# Vince Flynn - The new Tom Clancy?



## Sam (Apr 24, 2008)

I've read four of his novels so far, and they've all been thrill-a-minute page-turners. He doesn't write as much technical prose as Clancy, but his books are non-stop action the whole way. _Transfer of Power _was one of the best recent books I've read, and _Term Limits _was highly enjoyable. 

For those of you unfamiliar with his work, take a look here: 

Amazon.com: vince flynn

In my opinion, he's still not as good as the master, but definitely worth reading if you're into that genre. 

Sam.


----------



## Swamp Thing (Apr 24, 2008)

Thanks, Sam.

He appears to be prolific as well.


----------



## Sam (Apr 24, 2008)

No problem, ST. I actually stumbled on _Term Limits _in my local library. It was a fascinating read, and I haven't stopped reading him since. 

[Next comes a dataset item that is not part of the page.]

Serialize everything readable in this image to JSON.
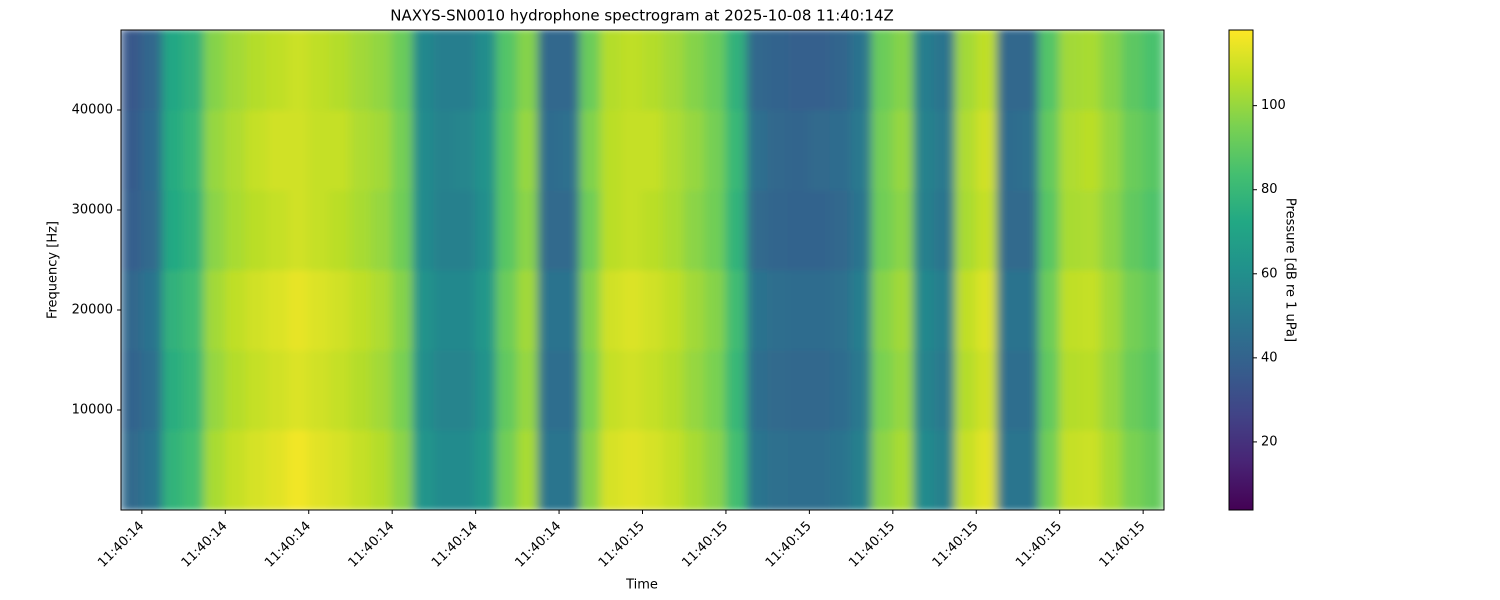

Not quite as prolific as Clancy, but yeah, prolific nonetheless. 

When Clancy keeps pumping out crap like _The Bear and the Dragon_, it's up to people like Flynn to set the standards. The master is slowly being usurped by his proteges, and unless he comes back with something huge, he will surely lose the crown of best current thriller writer. 

Sam.


----------